Five key themes were chosen for examination: the traditional Christian and Buddhist conceptions of history; Jesus and the Buddha: fact and fiction; Buddhist and Christian historiography; dangerous memory in Christianity and Buddhism; and permitting historical consciousness in Buddhism and Christianity. Each was approached from a Buddhist and a Christian perspective. An opening lecture addressed the theme “Modern Historical Consciousness and the Challenge to Religion.” In addition, eighteen research papers on Buddhist-Christian relations were given in parallel sessions on Friday evening and Saturday morning.
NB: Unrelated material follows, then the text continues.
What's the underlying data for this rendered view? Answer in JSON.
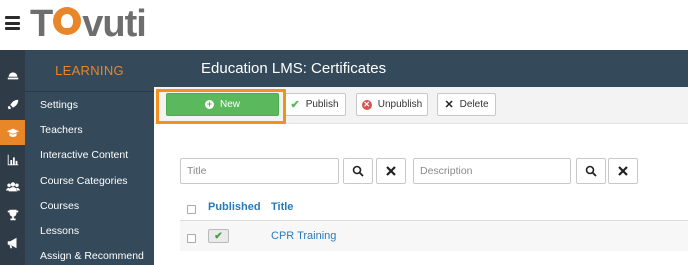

These covered topics as various as the writings of Edmund Pezet (Pierre Gillet), Paul Knitter’s understanding of Buddhist-Christian double belonging (Achim Riggert), Keiji Nishitani and the death of God (Jonatan Navarro Estrada), the encounter of Zen Buddhism and Christianity in the works of D. T. Suzuki (Mariusz Rucki), Buddhist-Christian encounters by Han Yong Woon (Seung Chul Kim), and “Liberating the Conflict from ‘History’ in Sri Lanka” (Jude Lal Fernando).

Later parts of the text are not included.